The panels were universally excellent. Special mention goes to: Kim Wilkins and her impressive (to me especially) use of Old English; Crime author P M Newton for being so erudite and articulate in the face of Joe Abercrombie’s wise-cracking; Peter Ball and Alex Adsett for their insights into writing as a career; Ginger Clark for her excellent presentation on what an agent does (and how);  the Saturday night Snark from ‘Smart Bitch’ Sarah (Platypus of Doom, Gay Tarot Reading Vampire Were-Roos, Mr Darcy’s horrible secret…); the conversation with Joe Abercrombie (of course).

Thanks also to Peta Freestone and Amie Kaufman for helping me hone my pitch, and to Lindy Cameron of Clan Destine press for her encouraging feedback.

Thanks to everyone who made the weekend so wonderful (especially my wife, who looked after our two boys solo all weekend! How did I get so lucky to have such support?).

It ended with a successful pitch (with a caveat for length) to Ginger Clark and an invitation to submit pages. Could not have hoped for anything more!


Product over profile

For a while now (read several weeks) I’ve been devoting myself to refining my product and this has come at the expense of my profile, on this website, on Facebook, on Twitter, etc… There really is too few hours for me each day at the moment.

The deadline looms for me to have that product ready though. I’ll be attending my first writers’ convention in one week’s time. Flights are booked, accommodation too. I have  some acquaintances with whom I’ll be able to become more acquainted, some twitterati who I will be able to meet IRL, and hopefully there will be new and interesting people for me to meet, with whom to share ideas, discuss our shared and varied experiences of writing, etc…

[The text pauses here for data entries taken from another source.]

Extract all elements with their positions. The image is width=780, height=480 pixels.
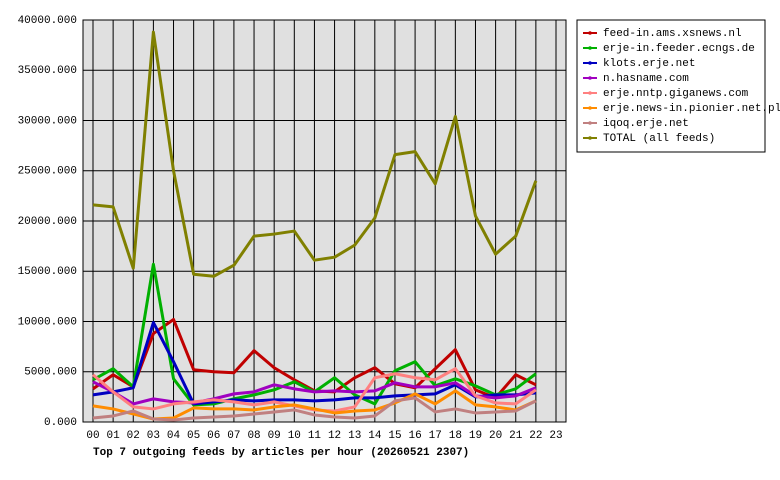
y-tick-label: 5000.000 — [24, 367, 77, 379]
y-tick-label: 25000.000 — [18, 166, 77, 178]
x-tick-label: 00 — [86, 430, 99, 442]
x-tick-label: 07 — [227, 430, 240, 442]
legend-dot — [588, 106, 592, 110]
legend-dot — [588, 46, 592, 50]
y-tick-label: 30000.000 — [18, 115, 77, 127]
x-tick-label: 11 — [308, 430, 322, 442]
x-tick-label: 18 — [449, 430, 462, 442]
legend-label: feed-in.ams.xsnews.nl — [603, 28, 742, 40]
legend-dot — [588, 31, 592, 35]
legend-label: erje-in.feeder.ecngs.de — [603, 43, 755, 55]
legend-label: n.hasname.com — [603, 73, 689, 85]
legend-label: iqoq.erje.net — [603, 118, 689, 130]
x-tick-label: 22 — [529, 430, 542, 442]
y-tick-label: 35000.000 — [18, 65, 77, 77]
x-tick-label: 17 — [429, 430, 442, 442]
legend-dot — [588, 136, 592, 140]
y-tick-label: 0.000 — [44, 417, 77, 429]
series-line — [92, 396, 537, 422]
x-tick-label: 21 — [509, 430, 523, 442]
x-tick-label: 16 — [408, 430, 421, 442]
x-tick-label: 02 — [127, 430, 140, 442]
x-tick-label: 04 — [167, 430, 181, 442]
x-tick-label: 14 — [368, 430, 382, 442]
x-tick-label: 05 — [187, 430, 200, 442]
x-tick-label: 12 — [328, 430, 341, 442]
chart-title: Top 7 outgoing feeds by articles per hou… — [93, 447, 469, 459]
legend-label: klots.erje.net — [603, 58, 695, 70]
y-tick-label: 40000.000 — [18, 15, 77, 27]
legend-label: TOTAL (all feeds) — [603, 133, 715, 145]
x-tick-label: 09 — [268, 430, 281, 442]
y-tick-label: 20000.000 — [18, 216, 77, 228]
x-tick-label: 10 — [288, 430, 301, 442]
x-tick-label: 03 — [147, 430, 160, 442]
x-tick-label: 15 — [388, 430, 401, 442]
legend-dot — [588, 91, 592, 95]
series-line — [92, 30, 538, 278]
legend-dot — [588, 76, 592, 80]
x-tick-label: 08 — [247, 430, 260, 442]
x-tick-label: 06 — [207, 430, 220, 442]
y-tick-label: 15000.000 — [18, 266, 77, 278]
x-tick-label: 01 — [107, 430, 121, 442]
x-tick-label: 23 — [549, 430, 562, 442]
legend-label: erje.news-in.pionier.net.pl — [603, 103, 780, 115]
legend-dot — [588, 61, 592, 65]
y-tick-label: 10000.000 — [18, 316, 77, 328]
series-line — [92, 380, 537, 406]
x-tick-label: 20 — [489, 430, 502, 442]
x-tick-label: 19 — [469, 430, 482, 442]
legend-label: erje.nntp.giganews.com — [603, 88, 749, 100]
x-tick-label: 13 — [348, 430, 361, 442]
legend-box — [576, 19, 766, 153]
legend-dot — [588, 121, 592, 125]
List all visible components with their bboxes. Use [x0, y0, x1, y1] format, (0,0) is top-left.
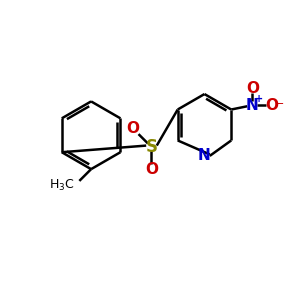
Text: O: O [145, 162, 158, 177]
Text: O: O [265, 98, 278, 112]
Text: O: O [127, 121, 140, 136]
Text: N: N [246, 98, 259, 112]
Text: −: − [275, 99, 284, 109]
Text: O: O [246, 80, 259, 95]
Text: N: N [198, 148, 211, 164]
Text: H$_3$C: H$_3$C [50, 178, 75, 193]
Text: +: + [255, 94, 263, 103]
Text: S: S [146, 138, 158, 156]
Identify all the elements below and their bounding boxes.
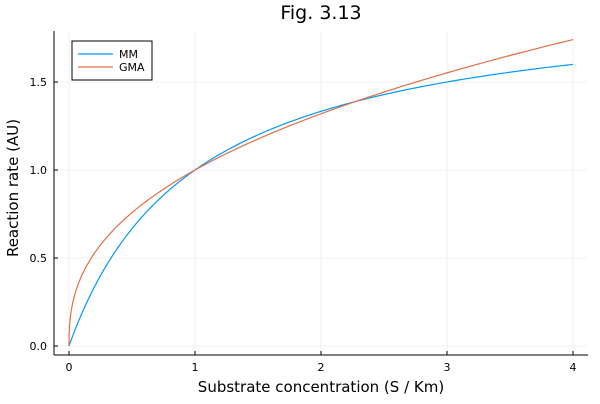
y-tick-label: 0.0 <box>30 340 48 353</box>
x-tick-label: 2 <box>318 361 325 374</box>
grid-lines <box>54 31 588 355</box>
series-line-gma <box>68 38 574 346</box>
x-tick-label: 1 <box>192 361 199 374</box>
y-tick-label: 1.0 <box>30 164 48 177</box>
legend-label-mm: MM <box>119 48 138 61</box>
x-tick-label: 4 <box>570 361 577 374</box>
y-tick-label: 0.5 <box>30 252 48 265</box>
legend-box <box>71 40 153 81</box>
y-axis-ticks: 0.0 0.5 1.0 1.5 <box>30 76 58 353</box>
y-axis-label: Reaction rate (AU) <box>4 119 22 257</box>
legend-label-gma: GMA <box>119 61 145 74</box>
data-series <box>68 38 574 347</box>
x-axis-label: Substrate concentration (S / Km) <box>198 378 444 396</box>
x-axis-ticks: 0 1 2 3 4 <box>66 351 577 374</box>
x-tick-label: 0 <box>66 361 73 374</box>
x-tick-label: 3 <box>444 361 451 374</box>
chart-title: Fig. 3.13 <box>280 2 361 24</box>
y-tick-label: 1.5 <box>30 76 48 89</box>
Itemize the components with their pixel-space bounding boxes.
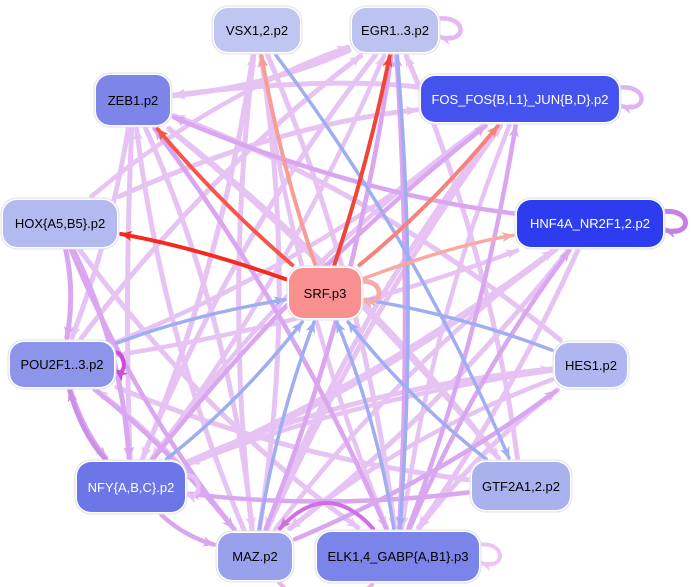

That said, one highlight for me will be the opportunity to pitch my novel manuscript. It’ll be a verbal pitch, five minutes in a tight schedule where I and presumably many other hopefuls will be trying to convince an agent (or editor, but I have preferenced agents) that we might be worth doing business with.

Worst case scenario it’s a ‘thanks, but…’ response, and I’m tying to establish that as the default expectation, not in a cynical way but in a realist way. Expectations and hopes vary though, and I hope I get a great response and a request for a full manuscript… in which case I better have one to provide which is polished to the point of shining with brilliance.

Now having said all that I’m reminded of some wisdom that came to me via twitter from the dark and twisted (but no less wise for that) mind of Chuck Wendig. Conventions should not be about schlepping the goods and forging commercial interaction protocols. They should be about meeting people as people, not as cogs in an industrial writing complex (or publishing receptacles). Sure that industrial side of the pursuit is there, let’s not be naive, but I’m kinda looking forward to just meeting people and sharing ideas.

Product over profile, people over platforms, proficiency over publication.

Always remember that my stated goal is not to be a published writer (that’s easy enough these days if you have enough spare cash and low enough standards) but to be a good writer (or at least a better one than I was yesterday).